I wasn't thinking along the lines of copying anyone else, and, to be sure, that's not what I do in the kitchen, but I am aware that any given meal I prepare falls predominantly into a given style of cuisine. Mostly it's just a matter of the flavor profiles/layers, although sometimes it's techniques and sometimes it's ingredients that push the dish one way or another. For example:
- Noodles in the dish? It's predominantly either Italian or Asian, depending on what it tastes like and what sauce accompanies the noodles.
- Butter sauce ("mother sauce" or derivative) used? It's predominantly French.
- Pork used for seasoning? It's either Italian or Southern, depending on what it tastes like.
Certainly, I see recipes I like and prepare them. I generally prepare each recipe at least twice: once as written and the second (or any subsequent) time with my own take on it. Regardless of how tweak the original recipe, the root character of the dish -- it's Italian-ness, French-ness, etc. -- remains. For example, poached salmon with Venetian sauce that I pare that back to a
veloute is still French, yet if I remove the sauce altogether, it's still French because I poached the fish, but if I poach it and do a pesto or rustic roasted herbed tomato accompaniment, the cooking style is still French, but the flavor profile is Italian. Since I decide cuisine type by flavor more than by technique, I'd declare the dish Italian.
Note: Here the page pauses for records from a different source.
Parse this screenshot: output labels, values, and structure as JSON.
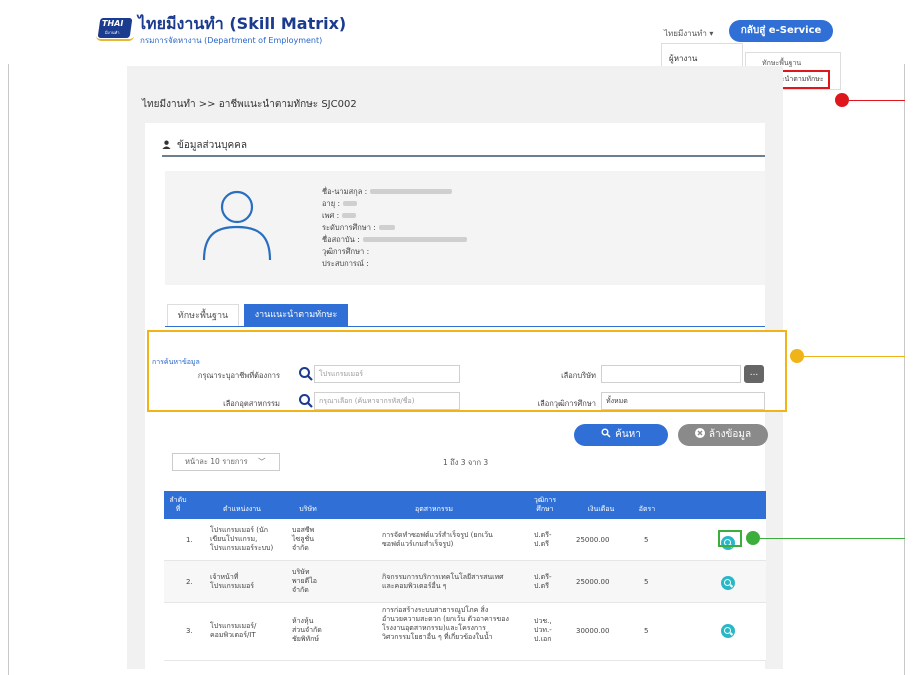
{
  "header": {
    "logo_text": "THAI",
    "logo_sub": "มีงานทำ",
    "title": "ไทยมีงานทำ (Skill Matrix)",
    "subtitle": "กรมการจัดหางาน (Department of Employment)",
    "nav_menu": "ไทยมีงานทำ ▾",
    "back_button": "กลับสู่ e-Service",
    "dropdown_item": "ผู้หางาน",
    "submenu": [
      "ทักษะพื้นฐาน",
      "อาชีพแนะนำตามทักษะ"
    ]
  },
  "breadcrumb": "ไทยมีงานทำ >> อาชีพแนะนำตามทักษะ SJC002",
  "personal": {
    "section_title": "ข้อมูลส่วนบุคคล",
    "fields": [
      {
        "label": "ชื่อ-นามสกุล :"
      },
      {
        "label": "อายุ :"
      },
      {
        "label": "เพศ :"
      },
      {
        "label": "ระดับการศึกษา :"
      },
      {
        "label": "ชื่อสถาบัน :"
      },
      {
        "label": "วุฒิการศึกษา :"
      },
      {
        "label": "ประสบการณ์ :"
      }
    ]
  },
  "tabs": [
    "ทักษะพื้นฐาน",
    "งานแนะนำตามทักษะ"
  ],
  "search": {
    "title": "การค้นหาข้อมูล",
    "occupation_label": "กรุณาระบุอาชีพที่ต้องการ",
    "occupation_value": "โปรแกรมเมอร์",
    "company_label": "เลือกบริษัท",
    "company_value": "",
    "industry_label": "เลือกอุตสาหกรรม",
    "industry_placeholder": "กรุณาเลือก (ค้นหาจากรหัส/ชื่อ)",
    "education_label": "เลือกวุฒิการศึกษา",
    "education_value": "ทั้งหมด",
    "more_button": "...",
    "search_button": "ค้นหา",
    "clear_button": "ล้างข้อมูล"
  },
  "pagination": {
    "per_page": "หน้าละ 10 รายการ",
    "info": "1 ถึง 3 จาก 3"
  },
  "table": {
    "headers": [
      "ลำดับ ที่",
      "ตำแหน่งงาน",
      "บริษัท",
      "อุตสาหกรรม",
      "วุฒิการ ศึกษา",
      "เงินเดือน",
      "อัตรา"
    ],
    "rows": [
      {
        "no": "1.",
        "position": "โปรแกรมเมอร์ (นัก\nเขียนโปรแกรม,\nโปรแกรมเมอร์ระบบ)",
        "company": "บอสซีพ\nไซลูชั่น\nจำกัด",
        "industry": "การจัดทำซอฟต์แวร์สำเร็จรูป (ยกเว้น\nซอฟต์แวร์เกมสำเร็จรูป)",
        "education": "ป.ตรี-\nป.ตรี",
        "salary": "25000.00",
        "rate": "5"
      },
      {
        "no": "2.",
        "position": "เจ้าหน้าที่\nโปรแกรมเมอร์",
        "company": "บริษัท\nพายดีไอ\nจำกัด",
        "industry": "กิจกรรมการบริการเทคโนโลยีสารสนเทศ\nและคอมพิวเตอร์อื่น ๆ",
        "education": "ป.ตรี-\nป.ตรี",
        "salary": "25000.00",
        "rate": "5"
      },
      {
        "no": "3.",
        "position": "โปรแกรมเมอร์/\nคอมพิวเตอร์/IT",
        "company": "ห้างหุ้น\nส่วนจำกัด\nชัยพิทักษ์",
        "industry": "การก่อสร้างระบบสาธารณูปโภค สิ่ง\nอำนวยความสะดวก (ยกเว้น ตัวอาคารของ\nโรงงานอุตสาหกรรม)และโครงการ\nวิศวกรรมโยธาอื่น ๆ ที่เกี่ยวข้องในน้ำ",
        "education": "ปวช.,\nปวท.-\nป.เอก",
        "salary": "30000.00",
        "rate": "5"
      }
    ]
  },
  "colors": {
    "primary": "#2f6fd6",
    "brand": "#1b3b8f",
    "annotation_red": "#e0161d",
    "annotation_yellow": "#f0b419",
    "annotation_green": "#3cae3c",
    "view_icon": "#28b8c8"
  }
}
My cooking often enough ends up being a mix of a few things, and most restaurants would just call it American. The thing is that American food, like the very notion of the nation itself, draws from, well, everyone else's food styles, but even so, American dishes still have a principal character, even though they are a hodgepodge of things. The thing is that when someone says "American cuisine," there's no telling what the hell they actually mean other than that the food probably doesn't have "wierd" main ingredients.